Sales rates through the auctions were strong overall. Just over 1% more cars sold via this channel in June versus May, but when comparing June 2015 to the same month last year, volumes were up by 9%. This illustrates both greater supply and demand, proving that auctions remain a particularly popular route for both disposal and acquisition, for businesses and private individuals. Indeed, of those dealers surveyed by CAP, purchasing cars from auctions was second only in volume terms to purchasing cars through part-exchange.

Auction conversion rates increased during June, up from the low 60% region in May, to slightly above 70% in mid/late June. Not surprisingly, it was the higher mileage, poorer condition cars that were not selling, whereas freshly supplied cars, with sensible mileages, and in CAP Clean condition, sold quickly and at prices acceptable to the vendors. There have also been reports of late-plate cars struggling to sell, which is likely to be linked to the aforementioned new car registration activity from March, meaning plenty of newer stock already exists on dealer’s forecourts.

What Next?
July and August last year were relatively stable months in the used car market –it was not until the final quarter that pressure really started to tell. In 2015, there is likely to be slightly more pressure over quarter 3 than last time around, but nothing to cause alarm bells to ring. 

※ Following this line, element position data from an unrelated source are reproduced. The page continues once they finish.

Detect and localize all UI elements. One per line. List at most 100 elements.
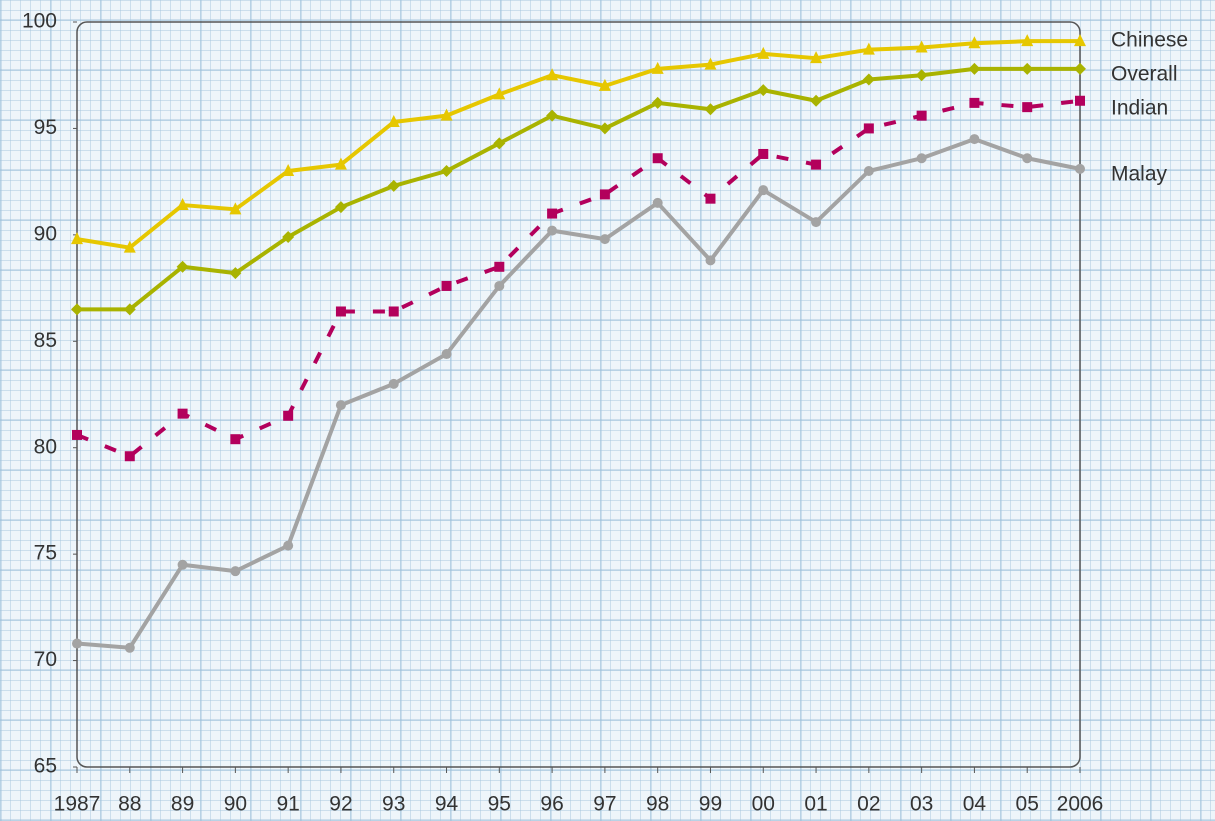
x-tick-label: 05 xyxy=(1016,793,1039,816)
marker xyxy=(388,306,399,317)
marker xyxy=(230,566,241,577)
marker xyxy=(177,408,188,419)
legend-label: Overall xyxy=(1111,63,1178,86)
marker xyxy=(915,69,928,82)
marker xyxy=(387,179,400,192)
x-tick-label: 98 xyxy=(646,793,669,816)
marker xyxy=(757,46,770,59)
marker xyxy=(547,208,558,219)
marker xyxy=(124,642,135,653)
marker xyxy=(440,165,453,177)
marker xyxy=(282,230,295,243)
marker xyxy=(546,109,559,122)
y-tick-label: 85 xyxy=(34,329,57,352)
marker xyxy=(969,134,980,145)
marker xyxy=(651,61,664,74)
marker xyxy=(705,193,716,204)
x-tick-label: 02 xyxy=(857,793,880,816)
marker xyxy=(652,153,663,164)
marker xyxy=(334,201,347,214)
x-tick-label: 2006 xyxy=(1057,793,1104,816)
y-tick-label: 90 xyxy=(34,222,57,245)
marker xyxy=(335,400,346,411)
marker xyxy=(916,153,927,164)
legend-label: Chinese xyxy=(1111,29,1188,52)
marker xyxy=(440,108,453,121)
marker xyxy=(757,84,770,97)
y-tick-label: 65 xyxy=(34,755,57,778)
marker xyxy=(229,267,242,280)
marker xyxy=(863,123,874,134)
marker xyxy=(547,225,558,236)
y-tick-label: 95 xyxy=(34,116,57,139)
marker xyxy=(862,42,875,55)
marker xyxy=(1075,95,1085,106)
series-line xyxy=(76,39,1080,250)
marker xyxy=(177,559,188,570)
marker xyxy=(599,234,610,245)
marker xyxy=(230,434,241,445)
marker xyxy=(599,189,610,200)
y-tick-label: 100 xyxy=(22,10,57,33)
marker xyxy=(493,137,506,150)
marker xyxy=(71,303,83,316)
marker xyxy=(811,159,822,170)
x-tick-label: 99 xyxy=(699,793,722,816)
legend-label: Indian xyxy=(1111,97,1168,120)
marker xyxy=(123,240,136,253)
marker xyxy=(334,157,347,170)
x-tick-label: 96 xyxy=(540,793,563,816)
marker xyxy=(598,122,611,135)
x-tick-label: 01 xyxy=(804,793,827,816)
marker xyxy=(1021,34,1034,47)
marker xyxy=(1074,34,1086,47)
marker xyxy=(176,260,189,273)
x-tick-label: 00 xyxy=(752,793,775,816)
x-tick-label: 03 xyxy=(910,793,933,816)
marker xyxy=(810,51,823,64)
marker xyxy=(811,217,822,228)
x-tick-label: 94 xyxy=(435,793,459,816)
marker xyxy=(758,185,769,196)
marker xyxy=(1021,62,1034,75)
marker xyxy=(652,197,663,208)
marker xyxy=(72,638,82,649)
marker xyxy=(124,451,135,462)
series-line xyxy=(76,137,1081,650)
y-tick-label: 80 xyxy=(34,435,57,458)
marker xyxy=(229,202,242,215)
marker xyxy=(283,410,294,421)
marker xyxy=(72,429,82,440)
marker xyxy=(704,103,717,116)
x-tick-label: 04 xyxy=(963,793,987,816)
marker xyxy=(1074,62,1086,75)
marker xyxy=(493,87,506,100)
x-tick-label: 1987 xyxy=(54,793,101,816)
marker xyxy=(969,97,980,108)
marker xyxy=(598,78,611,91)
marker xyxy=(810,94,823,107)
marker xyxy=(335,306,346,317)
x-tick-label: 95 xyxy=(488,793,511,816)
x-tick-label: 91 xyxy=(276,793,299,816)
x-tick-label: 90 xyxy=(224,793,247,816)
marker xyxy=(441,349,452,360)
marker xyxy=(968,36,981,49)
marker xyxy=(705,255,716,266)
marker xyxy=(758,148,769,159)
marker xyxy=(387,115,400,128)
marker xyxy=(546,68,559,81)
marker xyxy=(916,110,927,121)
marker xyxy=(388,378,399,389)
marker xyxy=(282,164,295,176)
y-tick-label: 70 xyxy=(34,648,57,671)
marker xyxy=(441,280,452,291)
marker xyxy=(704,57,717,70)
plot-frame xyxy=(76,21,1081,768)
marker xyxy=(123,303,136,316)
marker xyxy=(915,40,928,53)
legend-label: Malay xyxy=(1111,162,1168,185)
marker xyxy=(651,96,664,109)
x-tick-label: 88 xyxy=(118,793,141,816)
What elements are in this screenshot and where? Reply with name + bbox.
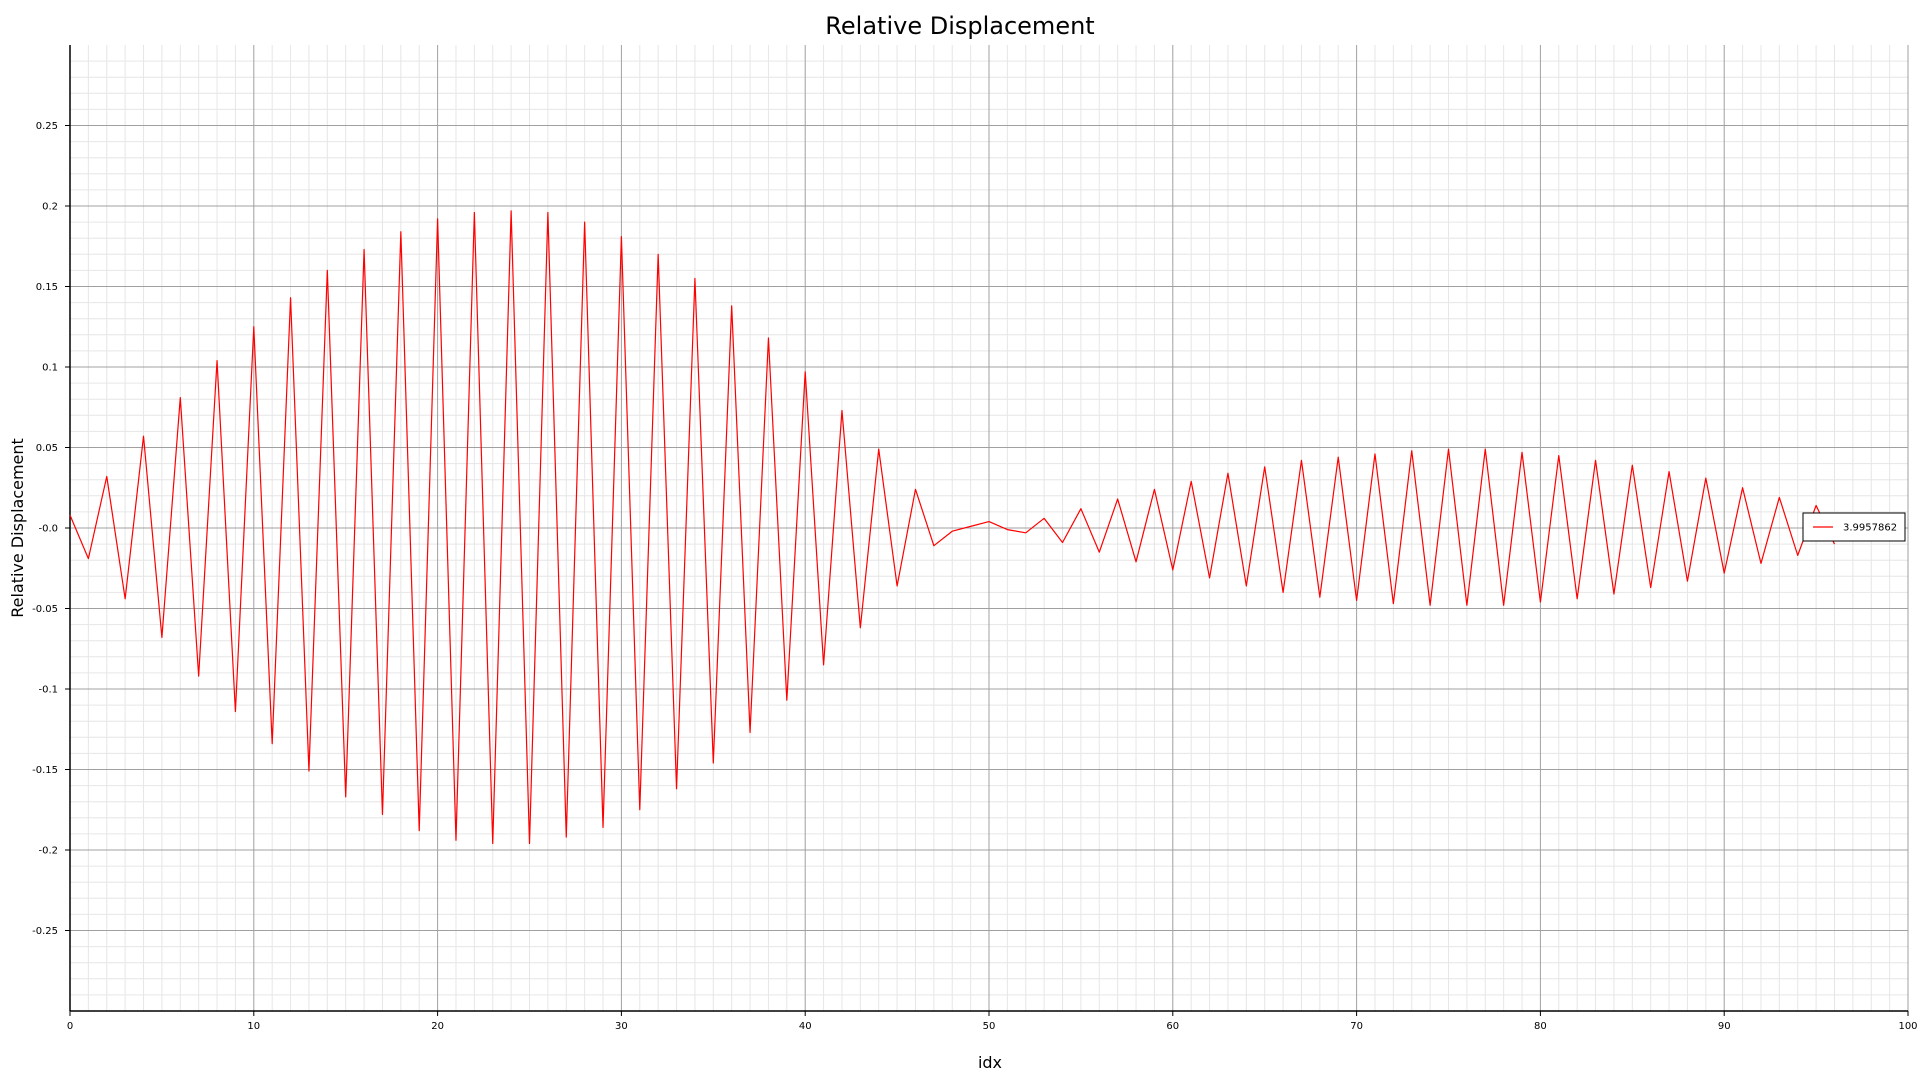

Volumes in the market place, whilst declining slightly in June, are still above where they were last year, mainly as a result of the new car registration increases. This higher supply is not going to dissipate anytime soon which means that more retail buyers are needed. Consumer demand is similar to this time in 2014, so it stands to reason that with more supply and similar demand, there will be slightly more pressure on prices than last year. 

It will be interesting to see how franchised dealers cope with the extra manufacturer demands being placed on them in the second half of the year. They are likely to be well-stocked from June’s self-registration activity and will have one eye on September – will this take some of them out of the used market for the months in between? As always, different brands are likely to react differently to each other, as some are certainly more active in the pre-registration arena, and CAP will be keeping a keen eye on the numbers of late-plate cars being advertised and sold in the used market. 

It is likely that pressure on late-plates will continue, and at the opposite end of the scale, older, higher mileage, less desirable cars are destined to struggle. Vehicles in the middle of these two extremes remain desirable, but are also likely to be affected by pressure across the whole market.

Black Book Live, the daily valuation tool, will continue to track and report any weaknesses and strengths amongst particular models, and at any specific ages and mileages, throughout the summer months, based off sold data received, whilst keeping a very close eye on sentiment within the market.